Screeching toward the end of the week…
NR's Phi Beta Cons blog provides a post headlined
noting a higher
education trendlet: students searching for, and universities offering,
"esoteric and niche
fields" of study. Second paragraph:
Well, [students] won’t have to look far for such programs. From “Adventure Education” to a dual major in “EcoGastronomy”—yes it’s a program for environmentally-friendly eating—the list of highly-specific university programs has been growing in recent years. And while these disciplines may sound innovative and exciting, the reality checks that ivory tower over-specialization bump into may tell the story better.
I normally wouldn't quote that, but the second link in that paragraph goes back to the University Near Here. (The first link goes to another member of the University System of Near Here, Plymouth State University.)
It's so exciting to have one's employer served up as a Bad Example to a wide readership.
It's interesting what you can surmise from the results of Googling a word.
For example, when I Google "ecogastronomy",
what the results tell me is: "a made-up self-important word that's desperately
trying to sell itself to the rest of the world." Most of the top results
refer to UNH's program, indicating that the rest of the world
may not be that interested.
Pun Salad recently
examined the decision of the St. Louis Post-Dispatch
to remove the column of George F. Will, replacing it with that of
Michael Gerson. Gerson seems to be trying his best to convince
everyone that was a very bad idea, as in this
column bemoaning the expansion of legal weed and gambling. And
those pesky libertarians are part of the problem!

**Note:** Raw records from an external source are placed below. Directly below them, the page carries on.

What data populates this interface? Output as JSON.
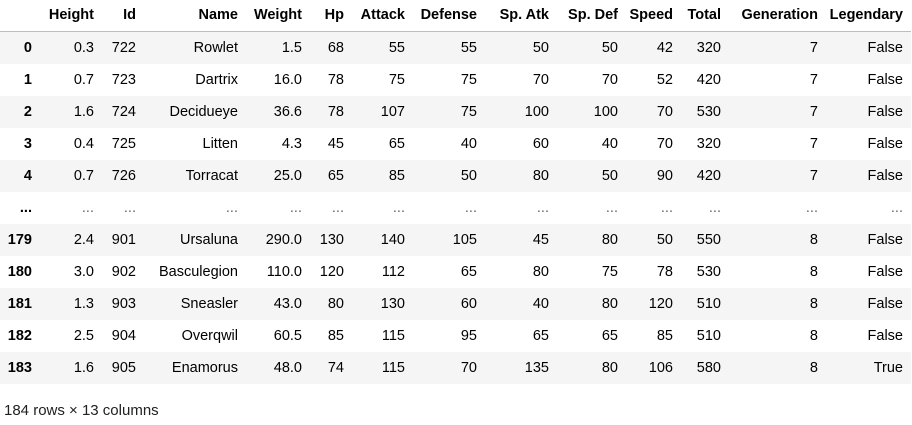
{
  "table": {
    "columns": [
      "Height",
      "Id",
      "Name",
      "Weight",
      "Hp",
      "Attack",
      "Defense",
      "Sp. Atk",
      "Sp. Def",
      "Speed",
      "Total",
      "Generation",
      "Legendary"
    ],
    "rows": [
      {
        "index": "0",
        "cells": [
          "0.3",
          "722",
          "Rowlet",
          "1.5",
          "68",
          "55",
          "55",
          "50",
          "50",
          "42",
          "320",
          "7",
          "False"
        ]
      },
      {
        "index": "1",
        "cells": [
          "0.7",
          "723",
          "Dartrix",
          "16.0",
          "78",
          "75",
          "75",
          "70",
          "70",
          "52",
          "420",
          "7",
          "False"
        ]
      },
      {
        "index": "2",
        "cells": [
          "1.6",
          "724",
          "Decidueye",
          "36.6",
          "78",
          "107",
          "75",
          "100",
          "100",
          "70",
          "530",
          "7",
          "False"
        ]
      },
      {
        "index": "3",
        "cells": [
          "0.4",
          "725",
          "Litten",
          "4.3",
          "45",
          "65",
          "40",
          "60",
          "40",
          "70",
          "320",
          "7",
          "False"
        ]
      },
      {
        "index": "4",
        "cells": [
          "0.7",
          "726",
          "Torracat",
          "25.0",
          "65",
          "85",
          "50",
          "80",
          "50",
          "90",
          "420",
          "7",
          "False"
        ]
      },
      {
        "index": "...",
        "cells": [
          "...",
          "...",
          "...",
          "...",
          "...",
          "...",
          "...",
          "...",
          "...",
          "...",
          "...",
          "...",
          "..."
        ]
      },
      {
        "index": "179",
        "cells": [
          "2.4",
          "901",
          "Ursaluna",
          "290.0",
          "130",
          "140",
          "105",
          "45",
          "80",
          "50",
          "550",
          "8",
          "False"
        ]
      },
      {
        "index": "180",
        "cells": [
          "3.0",
          "902",
          "Basculegion",
          "110.0",
          "120",
          "112",
          "65",
          "80",
          "75",
          "78",
          "530",
          "8",
          "False"
        ]
      },
      {
        "index": "181",
        "cells": [
          "1.3",
          "903",
          "Sneasler",
          "43.0",
          "80",
          "130",
          "60",
          "40",
          "80",
          "120",
          "510",
          "8",
          "False"
        ]
      },
      {
        "index": "182",
        "cells": [
          "2.5",
          "904",
          "Overqwil",
          "60.5",
          "85",
          "115",
          "95",
          "65",
          "65",
          "85",
          "510",
          "8",
          "False"
        ]
      },
      {
        "index": "183",
        "cells": [
          "1.6",
          "905",
          "Enamorus",
          "48.0",
          "74",
          "115",
          "70",
          "135",
          "80",
          "106",
          "580",
          "8",
          "True"
        ]
      }
    ]
  },
  "footer": {
    "shape": "184 rows × 13 columns"
  }
}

The ideological alliance behind these changes is among the strangest in U.S. politics. Libertarians seek to lift governmental restraints on consensual acts. State governments seek sources of revenue without the political inconvenience of requesting broad tax increases. Both find common ground in encouraging and exploiting the weaknesses and addictions of citizens. (And business interests and their lobbyists, of course, find new ways to profit from reliable vices.)
At best, Gerson has half an idea here: sin taxes bring in revenue that doesn't have to come from the average taxpayer. But the charge that libertarians want to encourage and exploit "the weaknesses and addictions of citizens" is thoughtless and baseless slander.
I wouldn't have found that on my own, having given up on Gerson long ago. But I do read Jacob Sullum and he offered up a quick rebuttal: "Michael Gerson Explains Why Libertarians Should Want to Ban Everything".
By Gerson's logic, a true libertarian would want to criminalize as much commercial activity as possible, the better to starve the beast. The less there is to tax, the smaller government will be, so when all peaceful transactions are banned, we will be living in a libertarian paradise.
A commenter to Sullum ("John") is also good: "Gerson is a curious breed of moron. It is not that there isn't an element of truth to what he says. It is that he takes that element and manages to derive epically stupid claims."